Conor McGregor saw the book to the rivalry closing. But, he needed to keep the door open to get his final licks in without any unnatural incidents. So, seeing Joe Rogan sit down uncomfortably next to him, McGregor made a choice that effectively changed the night’s storyline. In pro-wrestling terms, he went full heel.
With his back against the cage, looking at his broken limb, seeing the mic in front of him, Conor had made his decision. It was as if Conor had signed a contract by speaking into the mic and sold his soul to the devil. For one last chance at Poirier, he would abandon his morals to get even with the Diamond.
It was shocking to see ESPN, which Disney owns, allow McGregor a platform to say what he said. It was low-class, a desperate attempt at a Hail Mary. But, he could implant a rematch clause into the rivalry’s storyline because of the McGregor fanbase.
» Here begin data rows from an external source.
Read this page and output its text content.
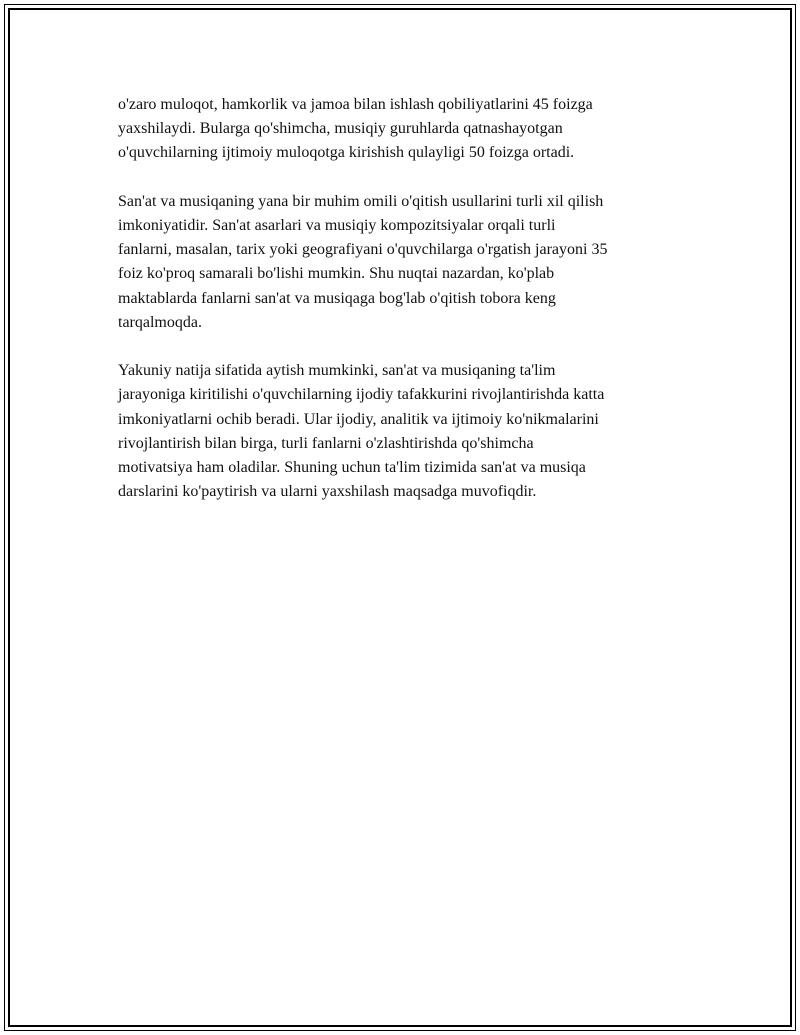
o'zaro muloqot, hamkorlik va jamoa bilan ishlash qobiliyatlarini 45 foizga
yaxshilaydi. Bularga qo'shimcha, musiqiy guruhlarda qatnashayotgan
o'quvchilarning ijtimoiy muloqotga kirishish qulayligi 50 foizga ortadi.

San'at va musiqaning yana bir muhim omili o'qitish usullarini turli xil qilish
imkoniyatidir. San'at asarlari va musiqiy kompozitsiyalar orqali turli
fanlarni, masalan, tarix yoki geografiyani o'quvchilarga o'rgatish jarayoni 35
foiz ko'proq samarali bo'lishi mumkin. Shu nuqtai nazardan, ko'plab
maktablarda fanlarni san'at va musiqaga bog'lab o'qitish tobora keng
tarqalmoqda.

Yakuniy natija sifatida aytish mumkinki, san'at va musiqaning ta'lim
jarayoniga kiritilishi o'quvchilarning ijodiy tafakkurini rivojlantirishda katta
imkoniyatlarni ochib beradi. Ular ijodiy, analitik va ijtimoiy ko'nikmalarini
rivojlantirish bilan birga, turli fanlarni o'zlashtirishda qo'shimcha
motivatsiya ham oladilar. Shuning uchun ta'lim tizimida san'at va musiqa
darslarini ko'paytirish va ularni yaxshilash maqsadga muvofiqdir.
The UFC has plenty of fires to put out after the antics he pulled from the ceremonial weigh-ins and main event entrance, where he didn’t wear UFC-sponsored gear.
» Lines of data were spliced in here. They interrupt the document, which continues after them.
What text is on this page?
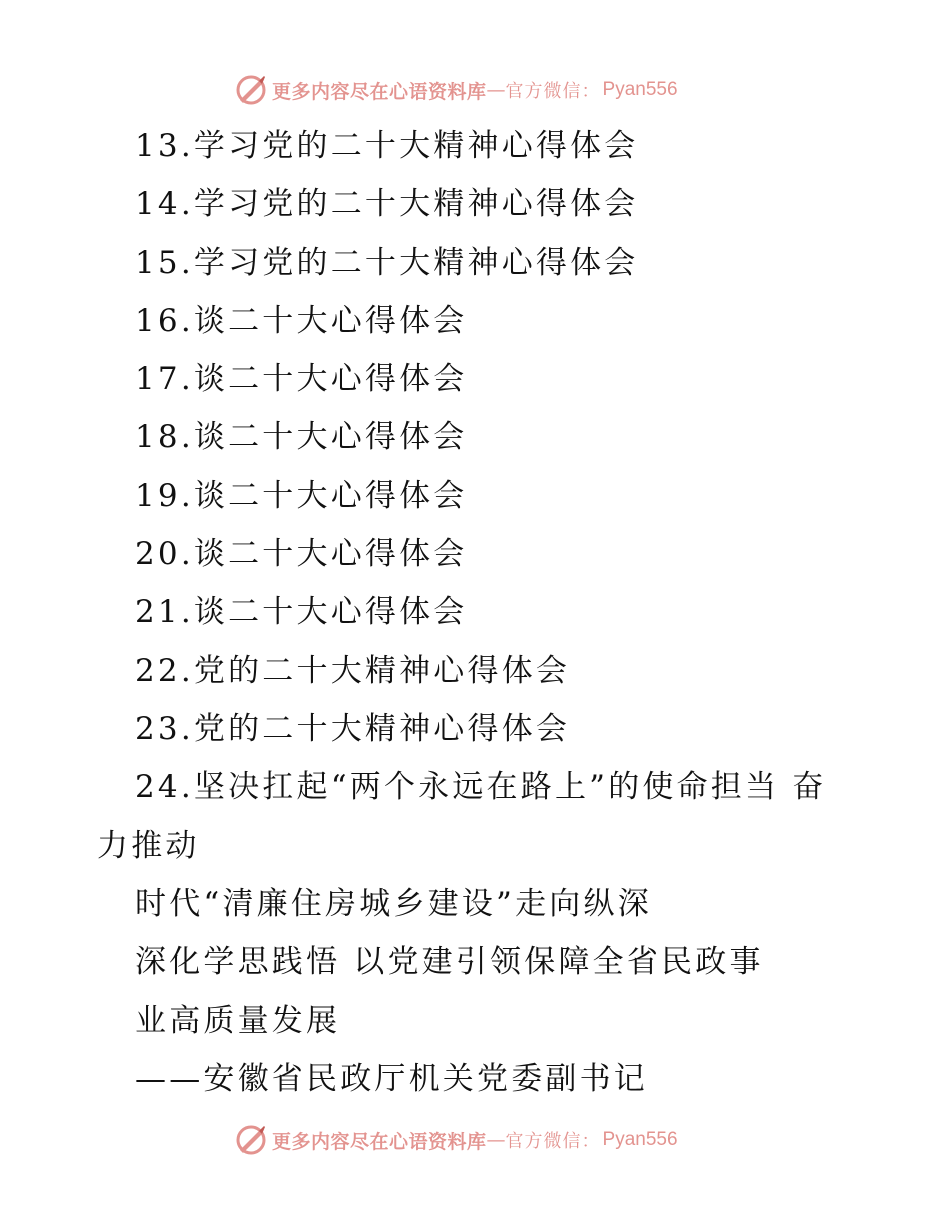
更多内容尽在心语资料库 — 官方微信： Pyan556
13.学习党的二十大精神心得体会
14.学习党的二十大精神心得体会
15.学习党的二十大精神心得体会
16.谈二十大心得体会
17.谈二十大心得体会
18.谈二十大心得体会
19.谈二十大心得体会
20.谈二十大心得体会
21.谈二十大心得体会
22.党的二十大精神心得体会
23.党的二十大精神心得体会
24.坚决扛起“两个永远在路上”的使命担当 奋
力推动
时代“清廉住房城乡建设”走向纵深
深化学思践悟 以党建引领保障全省民政事
业高质量发展
——安徽省民政厅机关党委副书记
更多内容尽在心语资料库 — 官方微信： Pyan556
For rising stars like FOTN fighters Sean O’Malley and Kris Moutinho, McGregor’s antics overshadowed and underwhelmed what a fantastic display of heart, courage, and skill was. Also, after the main event, everyone seemed to forget about the Bam-Bam Shooey Special from Tai Tuisvasa after his KO of Greg Hardy. Many more moments were swept under the rug after the main event ended so anti-climatically.
Now here’s the good news about Conor McGregor cutting the promo the way he did. He has laid the groundwork to get a potential title shot if all pieces fall in his favor. Dustin Poirier can win the UFC Lightweight Championship in his next fight against new champion Charles Oliviera. If Conor can finish the Nate Diaz trilogy, he has the influence to call for the Poirier rematch with the title up for grabs.
No matter how long time passes, one thing that will never disappear is the Conor McGregor effect. As the notorious Irishman says, “Say it as it is.” He has built one of MMA’s core foundations as an overall entity that it stands on; he made the UFC promotion/marketing team what it is.
UFC 264 felt like a birthday party with the crowds back and highlight finishes. The main event was the cake we were waiting for. Somehow, the cake got dropped, and the party was ruined. Dana White and the UFC already know that a quadrilogy is possible. Hopefully, Conor fans can see him resurrect himself in a more evolved state as a fighter. After last night, it looked as if Conor was one-dimensional.
A traumatic experience for one man, a bittersweet moment for another. Not how anyone saw it ending, and left a sour aftertaste in many. What could be awaiting us in the fourth chapter of this rivalry?